Study on pediatric obesity offering open enrollment | Journal-news

MARTINSBURG — Dr. Mark Cucuzzella, with the WVU Center of Diabetes and Metabolic Health, along with Dr. Audra Rouster, WVU Pediatric Gastroenterology, and Dr. James bailes, Pediatric Endocrinology at Marshall University and Cabell Huntington Hospital, are developing a study for treatment of pediatric obesity in children between the ages of 8 and 16.

The doctors are currently enrolling children in the year-long study, with a goal of confirming 50 individuals, 25 of whom are expected to be local in Berkeley and Jefferson counties.

Eligibility requirements, in addition to the age parameters, include the child having a BMI (body mass index) greater than the 95th percentile for their age, as well as a family willing to adhere to a low-carbohydrate diet.
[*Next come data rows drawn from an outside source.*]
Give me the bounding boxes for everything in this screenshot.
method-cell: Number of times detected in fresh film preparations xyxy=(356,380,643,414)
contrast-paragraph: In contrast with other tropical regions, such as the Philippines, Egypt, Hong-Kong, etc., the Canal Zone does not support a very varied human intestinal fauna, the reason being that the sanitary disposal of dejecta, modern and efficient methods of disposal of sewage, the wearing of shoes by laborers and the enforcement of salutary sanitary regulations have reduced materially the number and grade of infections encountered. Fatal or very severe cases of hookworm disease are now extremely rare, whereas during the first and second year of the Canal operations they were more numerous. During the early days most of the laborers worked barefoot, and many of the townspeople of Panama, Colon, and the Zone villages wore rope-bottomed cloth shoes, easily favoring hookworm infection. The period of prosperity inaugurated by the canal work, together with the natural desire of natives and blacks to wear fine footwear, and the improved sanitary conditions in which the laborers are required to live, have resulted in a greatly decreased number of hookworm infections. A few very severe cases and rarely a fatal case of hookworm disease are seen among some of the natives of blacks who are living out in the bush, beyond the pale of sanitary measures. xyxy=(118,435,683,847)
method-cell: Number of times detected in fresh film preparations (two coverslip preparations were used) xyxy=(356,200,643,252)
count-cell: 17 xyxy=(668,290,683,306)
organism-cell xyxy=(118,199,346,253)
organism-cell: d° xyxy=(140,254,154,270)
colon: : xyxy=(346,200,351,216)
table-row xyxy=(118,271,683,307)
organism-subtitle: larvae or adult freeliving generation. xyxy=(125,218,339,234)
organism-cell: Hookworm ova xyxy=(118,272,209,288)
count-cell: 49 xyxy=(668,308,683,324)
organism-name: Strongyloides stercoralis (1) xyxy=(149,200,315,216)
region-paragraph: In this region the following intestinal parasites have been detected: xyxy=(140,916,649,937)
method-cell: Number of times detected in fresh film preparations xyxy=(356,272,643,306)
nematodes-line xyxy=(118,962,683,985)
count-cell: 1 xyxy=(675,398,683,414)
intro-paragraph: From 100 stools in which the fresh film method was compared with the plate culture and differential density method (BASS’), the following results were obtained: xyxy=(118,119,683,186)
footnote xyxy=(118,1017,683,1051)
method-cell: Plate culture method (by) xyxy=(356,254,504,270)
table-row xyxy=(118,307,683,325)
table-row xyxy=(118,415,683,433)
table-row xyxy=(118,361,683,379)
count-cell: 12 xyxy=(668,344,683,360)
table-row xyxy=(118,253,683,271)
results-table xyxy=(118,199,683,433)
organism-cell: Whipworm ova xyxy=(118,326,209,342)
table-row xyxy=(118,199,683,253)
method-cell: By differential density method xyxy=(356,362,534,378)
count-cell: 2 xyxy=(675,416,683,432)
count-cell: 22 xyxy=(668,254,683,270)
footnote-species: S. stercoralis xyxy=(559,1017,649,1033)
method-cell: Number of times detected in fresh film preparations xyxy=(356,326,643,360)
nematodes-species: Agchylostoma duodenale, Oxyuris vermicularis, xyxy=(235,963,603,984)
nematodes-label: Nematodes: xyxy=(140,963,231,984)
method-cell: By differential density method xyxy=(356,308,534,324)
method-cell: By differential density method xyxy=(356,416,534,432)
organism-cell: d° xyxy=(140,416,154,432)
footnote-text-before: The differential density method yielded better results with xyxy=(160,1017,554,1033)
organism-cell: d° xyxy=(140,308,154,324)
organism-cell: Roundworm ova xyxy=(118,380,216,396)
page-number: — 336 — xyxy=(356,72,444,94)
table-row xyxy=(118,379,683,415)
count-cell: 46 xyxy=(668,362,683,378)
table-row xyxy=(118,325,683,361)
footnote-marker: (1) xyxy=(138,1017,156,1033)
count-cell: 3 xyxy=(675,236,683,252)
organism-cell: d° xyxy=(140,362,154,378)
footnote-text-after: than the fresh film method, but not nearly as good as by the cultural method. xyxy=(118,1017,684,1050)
No use of weight-loss medications or psychotripic medications are permitted, and it is understood that the child and/or family can disenroll at any time.

“The participants will be placed on a low carbohydrate diet,” Cucuzzella said. “They can basically eat anything their grandparents ate, like meat, eggs, cheese, fish and non-starchy vegetables.”

Coaches will be assigned to the participants to assist in keeping them on track with the study requirements.

“Obesity has been described as an epidemic of our generation, having strong associations with both increased morbidity and mortality,” Cucuzzella said. “In West Virginia, it is estimated that 45% of fifth-grade children are overweight or obese.

“Pediatric obesity is the global pandemic for which there is no vaccine,” Cucuzzella added. “And the problem only got worse during the COVID-19 pandemic.”

He explained that children experiencing pediatric obesity will become adults needing expensive medical care.

“It will break the bank of the world’s economy,” Cucuzzella said, stressing that it is necessary to stem the problem early on to address and reverse conditions that will only get worse in adulthood.

A goal of the study, Cucuzzella said, is to create a way to help children become healthy adults.

“If we can successfully address childhood obesity, we can save a tremendous amount of money as a society and improve the health of our children, reaching into adulthood,” he said.

Research has shown that carbohydrate restrictions can successfully treat Type 2 diabetes and help with long-term weight loss in adults. There have been no long-term studies in children to see if the restrictions would have similar results.

“We do know that carbohydrate restrictions to treat childhood epilepsy have been safe and effective,” Cucuzzella said. “We have previously shown that children respond well to carbohydrate restrictions in the short-term.”

“Our study aims to determine if improvements in lipid profiles. as well as significant weight loss. can be replicated in children over a much longer time period (12 months) and address any potential adverse effects it may have,” Cucuzzella said.

He added that the study will be high touch, with families receiving frequent contact and support from the research team’s registered dietician.